BMW Z1 : Temporary lane change

In 1989, BMW surprised everyone with the Z1, a convertible that looked like a concept car compared to the marques much more traditional models.

1986 marked the public debut of the BMW Z1, the first work of BMW Technik, a small department of around a hundred people whose aim was to set new trends. It was a major event at the time, as the brand had not sold a roadster since the 507, of which only 254 were built between 1955 and 1959.

BMW Technik was given carte blanche to create something futuristic and original with the bodywork, and the results certainly didn't disappoint. The angular lines and front-end treatment was like nothing ever seen on a BMW up to this point. The Z in the name stands for 'Zukunft', which means future in German.

When it came to the mechanicals, the relatively safe decision was made to use a front-engined/rear-drive layout. This allowed the use of proven underpinnings from the E30 3 Series sedan.

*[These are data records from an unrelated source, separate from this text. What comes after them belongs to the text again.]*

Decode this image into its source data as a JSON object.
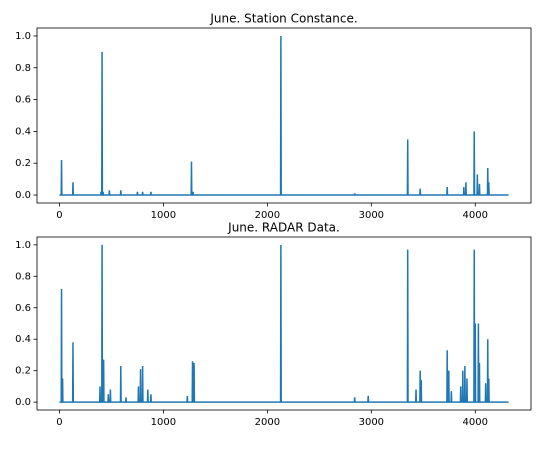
{
  "chart_data": [
    {
      "type": "line",
      "title": "June. Station Constance.",
      "x": [
        0,
        17,
        20,
        23,
        127,
        130,
        133,
        397,
        400,
        403,
        407,
        410,
        413,
        417,
        420,
        423,
        477,
        480,
        483,
        587,
        590,
        593,
        747,
        750,
        753,
        797,
        800,
        803,
        877,
        880,
        883,
        1267,
        1270,
        1273,
        1282,
        1285,
        1288,
        2127,
        2130,
        2133,
        2837,
        2840,
        2843,
        3347,
        3350,
        3353,
        3467,
        3470,
        3473,
        3727,
        3730,
        3733,
        3887,
        3890,
        3893,
        3907,
        3910,
        3913,
        3987,
        3990,
        3993,
        4017,
        4020,
        4023,
        4037,
        4040,
        4043,
        4117,
        4120,
        4123,
        4127,
        4130,
        4133,
        4320
      ],
      "series": [
        {
          "color": "#1f77b4",
          "values": [
            0,
            0,
            0.22,
            0,
            0,
            0.08,
            0,
            0,
            0.02,
            0,
            0,
            0.9,
            0,
            0,
            0.02,
            0,
            0,
            0.03,
            0,
            0,
            0.03,
            0,
            0,
            0.02,
            0,
            0,
            0.02,
            0,
            0,
            0.02,
            0,
            0,
            0.21,
            0,
            0,
            0.02,
            0,
            0,
            1.0,
            0,
            0,
            0.01,
            0,
            0,
            0.35,
            0,
            0,
            0.04,
            0,
            0,
            0.05,
            0,
            0,
            0.05,
            0,
            0,
            0.08,
            0,
            0,
            0.4,
            0,
            0,
            0.13,
            0,
            0,
            0.07,
            0,
            0,
            0.17,
            0,
            0,
            0.08,
            0,
            0
          ]
        }
      ],
      "xlim": [
        -216,
        4536
      ],
      "xticks": [
        0,
        1000,
        2000,
        3000,
        4000
      ],
      "ylim": [
        -0.05,
        1.05
      ],
      "yticks": [
        {
          "value": 0,
          "label": "0.0"
        },
        {
          "value": 0.2,
          "label": "0.2"
        },
        {
          "value": 0.4,
          "label": "0.4"
        },
        {
          "value": 0.6,
          "label": "0.6"
        },
        {
          "value": 0.8,
          "label": "0.8"
        },
        {
          "value": 1.0,
          "label": "1.0"
        }
      ]
    },
    {
      "type": "line",
      "title": "June. RADAR Data.",
      "x": [
        0,
        17,
        20,
        23,
        27,
        30,
        33,
        127,
        130,
        133,
        387,
        390,
        393,
        407,
        410,
        413,
        422,
        425,
        428,
        467,
        470,
        473,
        487,
        490,
        493,
        587,
        590,
        593,
        637,
        640,
        643,
        757,
        760,
        763,
        777,
        780,
        783,
        797,
        800,
        803,
        847,
        850,
        853,
        877,
        880,
        883,
        1227,
        1230,
        1233,
        1277,
        1280,
        1283,
        1292,
        1295,
        1298,
        2127,
        2130,
        2133,
        2837,
        2840,
        2843,
        2967,
        2970,
        2973,
        3347,
        3350,
        3353,
        3427,
        3430,
        3433,
        3467,
        3470,
        3473,
        3477,
        3480,
        3483,
        3727,
        3730,
        3733,
        3742,
        3745,
        3748,
        3767,
        3770,
        3773,
        3857,
        3860,
        3863,
        3877,
        3880,
        3883,
        3897,
        3900,
        3903,
        3917,
        3920,
        3923,
        3987,
        3990,
        3993,
        3997,
        4000,
        4003,
        4027,
        4030,
        4033,
        4037,
        4040,
        4043,
        4097,
        4100,
        4103,
        4117,
        4120,
        4123,
        4127,
        4130,
        4133,
        4320
      ],
      "series": [
        {
          "color": "#1f77b4",
          "values": [
            0,
            0,
            0.72,
            0,
            0,
            0.15,
            0,
            0,
            0.38,
            0,
            0,
            0.1,
            0,
            0,
            1.0,
            0,
            0,
            0.27,
            0,
            0,
            0.05,
            0,
            0,
            0.08,
            0,
            0,
            0.23,
            0,
            0,
            0.03,
            0,
            0,
            0.1,
            0,
            0,
            0.21,
            0,
            0,
            0.23,
            0,
            0,
            0.08,
            0,
            0,
            0.05,
            0,
            0,
            0.04,
            0,
            0,
            0.26,
            0,
            0,
            0.25,
            0,
            0,
            1.0,
            0,
            0,
            0.03,
            0,
            0,
            0.04,
            0,
            0,
            0.97,
            0,
            0,
            0.08,
            0,
            0,
            0.2,
            0,
            0,
            0.14,
            0,
            0,
            0.33,
            0,
            0,
            0.2,
            0,
            0,
            0.07,
            0,
            0,
            0.1,
            0,
            0,
            0.2,
            0,
            0,
            0.23,
            0,
            0,
            0.15,
            0,
            0,
            0.97,
            0,
            0,
            0.5,
            0,
            0,
            0.5,
            0,
            0,
            0.25,
            0,
            0,
            0.12,
            0,
            0,
            0.4,
            0,
            0,
            0.15,
            0,
            0
          ]
        }
      ],
      "xlim": [
        -216,
        4536
      ],
      "xticks": [
        0,
        1000,
        2000,
        3000,
        4000
      ],
      "ylim": [
        -0.05,
        1.05
      ],
      "yticks": [
        {
          "value": 0,
          "label": "0.0"
        },
        {
          "value": 0.2,
          "label": "0.2"
        },
        {
          "value": 0.4,
          "label": "0.4"
        },
        {
          "value": 0.6,
          "label": "0.6"
        },
        {
          "value": 0.8,
          "label": "0.8"
        },
        {
          "value": 1.0,
          "label": "1.0"
        }
      ]
    }
  ]
}
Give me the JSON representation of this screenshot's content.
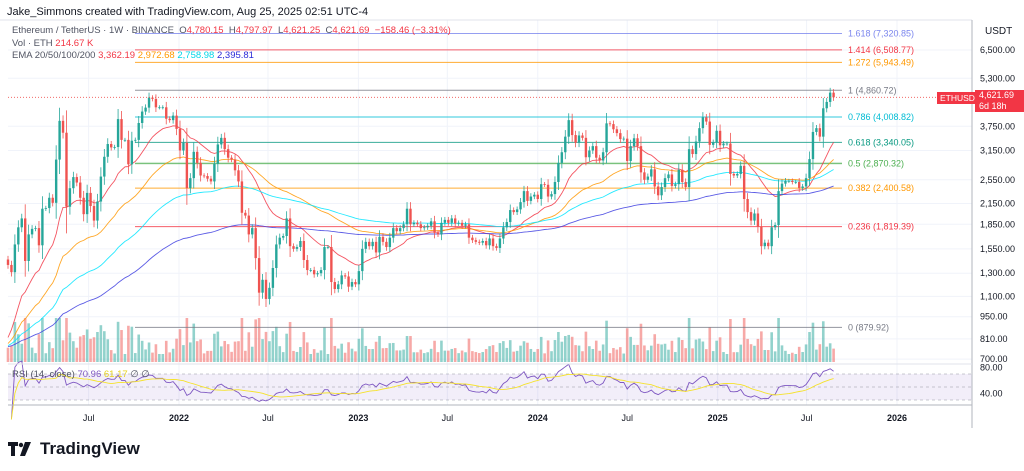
{
  "credit": "Jake_Simmons created with TradingView.com, Aug 25, 2025 02:51 UTC-4",
  "legend": {
    "symbol": "Ethereum / TetherUS · 1W · BINANCE",
    "open_label": "O",
    "open": "4,780.15",
    "high_label": "H",
    "high": "4,797.97",
    "low_label": "L",
    "low": "4,621.25",
    "close_label": "C",
    "close": "4,621.69",
    "change": "−158.46 (−3.31%)",
    "vol_label": "Vol · ETH",
    "vol": "214.67 K",
    "ema_label": "EMA 20/50/100/200",
    "ema20": "3,362.19",
    "ema50": "2,972.68",
    "ema100": "2,758.98",
    "ema200": "2,395.81"
  },
  "rsi_legend": {
    "label": "RSI (14, close)",
    "rsi": "70.96",
    "ma": "61.17",
    "icon1": "∅",
    "icon2": "∅"
  },
  "axis": {
    "currency": "USDT",
    "price_ticks": [
      "6,500.00",
      "5,300.00",
      "3,750.00",
      "3,150.00",
      "2,550.00",
      "2,150.00",
      "1,850.00",
      "1,550.00",
      "1,300.00",
      "1,100.00",
      "950.00",
      "810.00",
      "700.00"
    ],
    "rsi_ticks": [
      "80.00",
      "40.00"
    ],
    "time_ticks": [
      {
        "label": "Jul",
        "date": "2021-07-01"
      },
      {
        "label": "2022",
        "date": "2022-01-01"
      },
      {
        "label": "Jul",
        "date": "2022-07-01"
      },
      {
        "label": "2023",
        "date": "2023-01-01"
      },
      {
        "label": "Jul",
        "date": "2023-07-01"
      },
      {
        "label": "2024",
        "date": "2024-01-01"
      },
      {
        "label": "Jul",
        "date": "2024-07-01"
      },
      {
        "label": "2025",
        "date": "2025-01-01"
      },
      {
        "label": "Jul",
        "date": "2025-07-01"
      },
      {
        "label": "2026",
        "date": "2026-01-01"
      }
    ]
  },
  "price_tag": {
    "symbol": "ETHUSDT",
    "price": "4,621.69",
    "countdown": "6d 18h"
  },
  "fib_levels": [
    {
      "label": "1.618 (7,320.85)",
      "value": 7320.85,
      "color": "#7b86ee"
    },
    {
      "label": "1.414 (6,508.77)",
      "value": 6508.77,
      "color": "#f23645"
    },
    {
      "label": "1.272 (5,943.49)",
      "value": 5943.49,
      "color": "#ff9800"
    },
    {
      "label": "1 (4,860.72)",
      "value": 4860.72,
      "color": "#787b86"
    },
    {
      "label": "0.786 (4,008.82)",
      "value": 4008.82,
      "color": "#00bcd4"
    },
    {
      "label": "0.618 (3,340.05)",
      "value": 3340.05,
      "color": "#089981"
    },
    {
      "label": "0.5 (2,870.32)",
      "value": 2870.32,
      "color": "#4caf50"
    },
    {
      "label": "0.382 (2,400.58)",
      "value": 2400.58,
      "color": "#ff9800"
    },
    {
      "label": "0.236 (1,819.39)",
      "value": 1819.39,
      "color": "#f23645"
    },
    {
      "label": "0 (879.92)",
      "value": 879.92,
      "color": "#787b86"
    }
  ],
  "colors": {
    "up": "#26a69a",
    "down": "#ef5350",
    "ema20": "#f23645",
    "ema50": "#ff9800",
    "ema100": "#00e5ff",
    "ema200": "#3f3fe0",
    "rsi": "#7e57c2",
    "rsi_ma": "#f5e22b"
  },
  "logo": {
    "text": "TradingView"
  },
  "chart_data": {
    "type": "candlestick",
    "interval": "1W",
    "scale": "log",
    "first_week": "2021-01-18",
    "closes": [
      1380,
      1310,
      1600,
      1810,
      1930,
      1420,
      1720,
      1790,
      1800,
      1590,
      2070,
      2080,
      2240,
      2160,
      2950,
      3900,
      3580,
      2100,
      2400,
      2600,
      2500,
      2240,
      1990,
      2320,
      2110,
      1900,
      2180,
      2610,
      3010,
      3300,
      3220,
      3230,
      3950,
      3400,
      3400,
      2850,
      3380,
      3400,
      3840,
      4170,
      4290,
      4610,
      4570,
      4300,
      4300,
      4300,
      3960,
      3920,
      4050,
      3680,
      3150,
      3330,
      2400,
      2580,
      3120,
      2880,
      2630,
      2620,
      2570,
      2520,
      2860,
      3290,
      3450,
      3180,
      2990,
      2950,
      2730,
      2520,
      2010,
      1970,
      1720,
      1800,
      1450,
      1130,
      1240,
      1080,
      1170,
      1350,
      1600,
      1680,
      1700,
      1930,
      1580,
      1550,
      1570,
      1640,
      1430,
      1330,
      1330,
      1290,
      1300,
      1330,
      1570,
      1570,
      1220,
      1160,
      1200,
      1280,
      1270,
      1180,
      1220,
      1200,
      1320,
      1550,
      1630,
      1580,
      1630,
      1510,
      1690,
      1630,
      1570,
      1680,
      1800,
      1760,
      1800,
      1850,
      2070,
      1850,
      1870,
      1850,
      1800,
      1810,
      1830,
      1890,
      1740,
      1720,
      1870,
      1910,
      1870,
      1930,
      1860,
      1870,
      1830,
      1850,
      1680,
      1650,
      1630,
      1620,
      1640,
      1590,
      1670,
      1580,
      1560,
      1670,
      1810,
      1880,
      2050,
      2020,
      2060,
      2170,
      2350,
      2190,
      2260,
      2290,
      2220,
      2470,
      2460,
      2260,
      2300,
      2510,
      2880,
      3110,
      3480,
      3920,
      3520,
      3330,
      3510,
      3450,
      3000,
      3150,
      3250,
      2990,
      2930,
      3110,
      3830,
      3810,
      3670,
      3570,
      3420,
      3430,
      2920,
      3250,
      3440,
      3250,
      2690,
      2550,
      2610,
      2750,
      2430,
      2280,
      2420,
      2580,
      2650,
      2440,
      2470,
      2740,
      2510,
      2420,
      3180,
      3070,
      3360,
      3700,
      4000,
      3880,
      3280,
      3340,
      3630,
      3270,
      3310,
      3310,
      2660,
      2630,
      2660,
      2820,
      2220,
      2020,
      1900,
      2000,
      1820,
      1580,
      1620,
      1580,
      1810,
      1840,
      2350,
      2480,
      2530,
      2530,
      2510,
      2510,
      2400,
      2430,
      2580,
      2960,
      3600,
      3700,
      3480,
      4270,
      4470,
      4780,
      4621.69
    ]
  }
}
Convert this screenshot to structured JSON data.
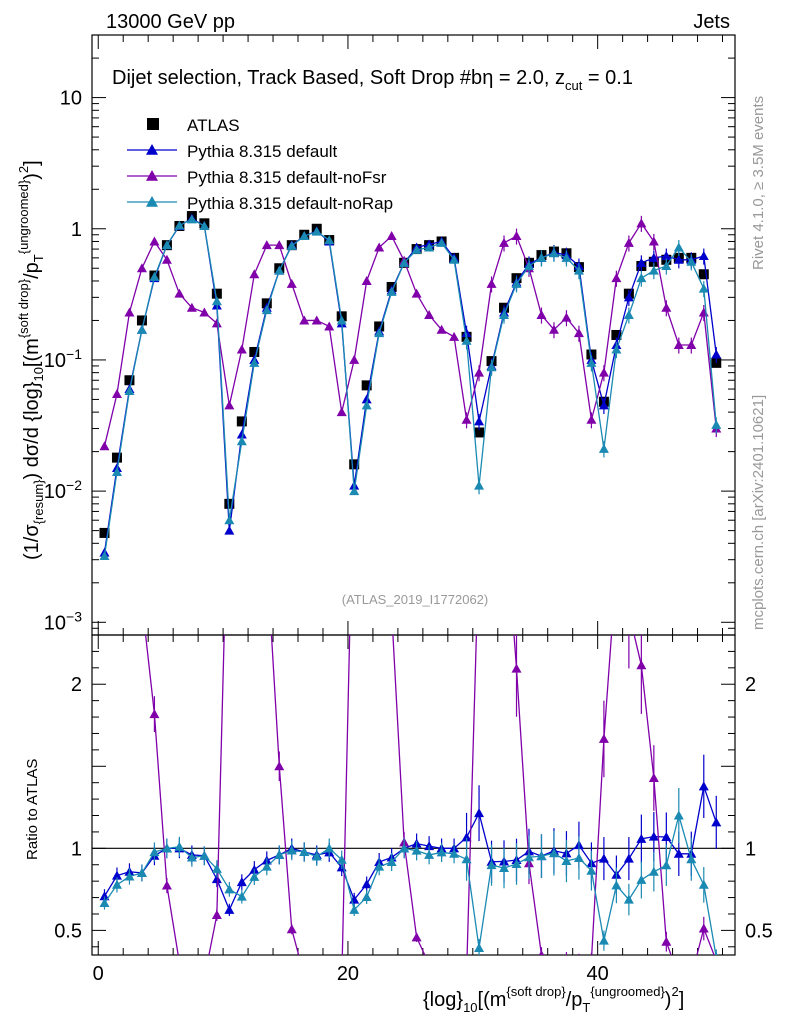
{
  "header": {
    "energy_label": "13000 GeV pp",
    "process_label": "Jets"
  },
  "side_labels": {
    "rivet": "Rivet 4.1.0, ≥ 3.5M events",
    "mcplots": "mcplots.cern.ch [arXiv:2401.10621]"
  },
  "chart_data": {
    "type": "scatter",
    "title": "Dijet selection, Track Based, Soft Drop #b",
    "title_suffix": "η = 2.0, z",
    "title_sub": "cut",
    "title_tail": " = 0.1",
    "analysis_id": "(ATLAS_2019_I1772062)",
    "ylabel_main": "(1/σ_{resum}) dσ/d {log}_{10}[(m^{soft drop}/p_T^{ungroomed})^2]",
    "ylabel_ratio": "Ratio to ATLAS",
    "xlabel": "{log}_{10}[(m^{soft drop}/p_T^{ungroomed})^2]",
    "xlim": [
      -0.5,
      51
    ],
    "ylim_main": [
      0.0008,
      30
    ],
    "ylim_ratio": [
      0.35,
      2.3
    ],
    "x_ticks": [
      "0",
      "20",
      "40"
    ],
    "y_ticks_main": [
      "10^-3",
      "10^-2",
      "10^-1",
      "1",
      "10"
    ],
    "y_ticks_ratio": [
      "0.5",
      "1",
      "2"
    ],
    "x": [
      0.5,
      1.5,
      2.5,
      3.5,
      4.5,
      5.5,
      6.5,
      7.5,
      8.5,
      9.5,
      10.5,
      11.5,
      12.5,
      13.5,
      14.5,
      15.5,
      16.5,
      17.5,
      18.5,
      19.5,
      20.5,
      21.5,
      22.5,
      23.5,
      24.5,
      25.5,
      26.5,
      27.5,
      28.5,
      29.5,
      30.5,
      31.5,
      32.5,
      33.5,
      34.5,
      35.5,
      36.5,
      37.5,
      38.5,
      39.5,
      40.5,
      41.5,
      42.5,
      43.5,
      44.5,
      45.5,
      46.5,
      47.5,
      48.5,
      49.5
    ],
    "series": [
      {
        "name": "ATLAS",
        "color": "#000000",
        "marker": "square",
        "values": [
          0.0048,
          0.018,
          0.07,
          0.2,
          0.44,
          0.75,
          1.05,
          1.25,
          1.1,
          0.32,
          0.008,
          0.034,
          0.115,
          0.27,
          0.5,
          0.75,
          0.9,
          1.0,
          0.82,
          0.215,
          0.016,
          0.064,
          0.18,
          0.36,
          0.55,
          0.7,
          0.75,
          0.8,
          0.6,
          0.15,
          0.028,
          0.098,
          0.25,
          0.42,
          0.55,
          0.63,
          0.67,
          0.65,
          0.51,
          0.11,
          0.048,
          0.155,
          0.32,
          0.52,
          0.56,
          0.58,
          0.6,
          0.6,
          0.45,
          0.095
        ]
      },
      {
        "name": "Pythia 8.315 default",
        "color": "#0000cc",
        "marker": "triangle",
        "values": [
          0.0034,
          0.015,
          0.06,
          0.17,
          0.42,
          0.75,
          1.05,
          1.2,
          1.05,
          0.26,
          0.005,
          0.027,
          0.1,
          0.25,
          0.48,
          0.75,
          0.88,
          0.96,
          0.8,
          0.19,
          0.011,
          0.05,
          0.165,
          0.34,
          0.55,
          0.72,
          0.76,
          0.8,
          0.6,
          0.16,
          0.034,
          0.09,
          0.23,
          0.39,
          0.54,
          0.6,
          0.66,
          0.63,
          0.52,
          0.1,
          0.045,
          0.13,
          0.3,
          0.55,
          0.6,
          0.62,
          0.58,
          0.58,
          0.62,
          0.11
        ]
      },
      {
        "name": "Pythia 8.315 default-noFsr",
        "color": "#8000aa",
        "marker": "triangle",
        "values": [
          0.022,
          0.055,
          0.23,
          0.5,
          0.8,
          0.58,
          0.32,
          0.25,
          0.23,
          0.19,
          0.045,
          0.12,
          0.45,
          0.75,
          0.75,
          0.38,
          0.2,
          0.2,
          0.18,
          0.04,
          0.1,
          0.4,
          0.72,
          0.88,
          0.57,
          0.32,
          0.22,
          0.17,
          0.15,
          0.035,
          0.08,
          0.38,
          0.78,
          0.88,
          0.5,
          0.22,
          0.17,
          0.21,
          0.16,
          0.035,
          0.08,
          0.42,
          0.78,
          1.1,
          0.8,
          0.25,
          0.13,
          0.13,
          0.23,
          0.03
        ]
      },
      {
        "name": "Pythia 8.315 default-noRap",
        "color": "#1a8ab3",
        "marker": "triangle",
        "values": [
          0.0032,
          0.014,
          0.058,
          0.17,
          0.43,
          0.75,
          1.06,
          1.18,
          1.05,
          0.28,
          0.006,
          0.024,
          0.095,
          0.24,
          0.48,
          0.74,
          0.88,
          0.95,
          0.82,
          0.2,
          0.01,
          0.045,
          0.16,
          0.33,
          0.55,
          0.69,
          0.72,
          0.78,
          0.58,
          0.14,
          0.011,
          0.088,
          0.22,
          0.38,
          0.52,
          0.6,
          0.65,
          0.6,
          0.48,
          0.095,
          0.021,
          0.12,
          0.22,
          0.42,
          0.48,
          0.52,
          0.72,
          0.56,
          0.35,
          0.032
        ]
      }
    ]
  }
}
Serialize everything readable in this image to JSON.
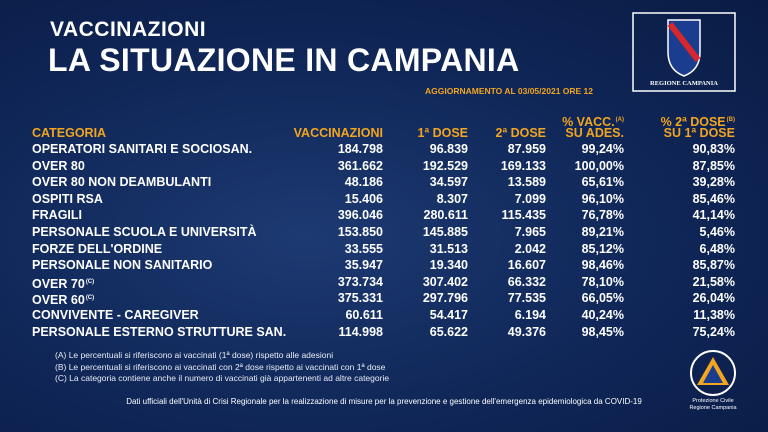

Traditional Running Gear Wrapped in Innovative Design

The inspiration for the car came from the roadsters of the first part of the 20th century with removable canvas doors. However, the idea was quickly forgotten because it wasn't practical or very safe.

The crazy idea of designing retractable doors then arose. It was decided that the body panels would be made of plastic (by General Electric Plastics in the USA) and would rest on a galvanised steel monocoque chassis built by Baur. To complete the package, the Z1 would be fitted with underbody protection, helping it achieve a very attractive drag coefficient.

The powertrain, however, was of a more proven and traditional nature. The 170bhp 2.5-litre inline six from the E30 325i was used, along with the rest of the running gear. Performance was adequate rather than impressive, with a 0-100km/h time of around 8.5-seconds.

Middling Success

Series production of the Z1 began at the end of 1988, with the first cars being delivered in 1989. While the car was beautiful and its performance good enough to match most rivals, its innovative doors could make it tricky to get in and out of when the soft top was in place. This made it less than ideal for daily use, but less of an issue for occasional weekend blasts.

Even so, sales figures exceeded the expectations of BMW's management, who had originally planned to produce just 5,000 examples. In the end, 8,000 Z1s were produced by the end of 1991. Four years later, the Bavarian firm gave birth to another Z model, the Z3, which had retro-inspired bodywork and did without those interesting drop-down doors.

An Appreciating Modern Classic

Rare and sought-after, the Z1 has seen its price soar in recent years. Today, you can expect to pay between €40,000 and €70,000 for one in good condition. While the powertrain, derived from the E30, is simple and reliable, the bodywork requires a bit more attention: the doors, for example, require skilled labour to adjust them, and the drive belts have to be replaced every 7 years.

Those innovative body panels tend to age badly in the sunlight and can crack over time. They can be refurbished by BMW Classic, but the prices charged are painful! Finally, as with any convertible, the upholstery tends to look tired if the car hasn't been well cared for. Aside from these issues, the Z1 remains an enjoyable classic that can be used and enjoyed regularly.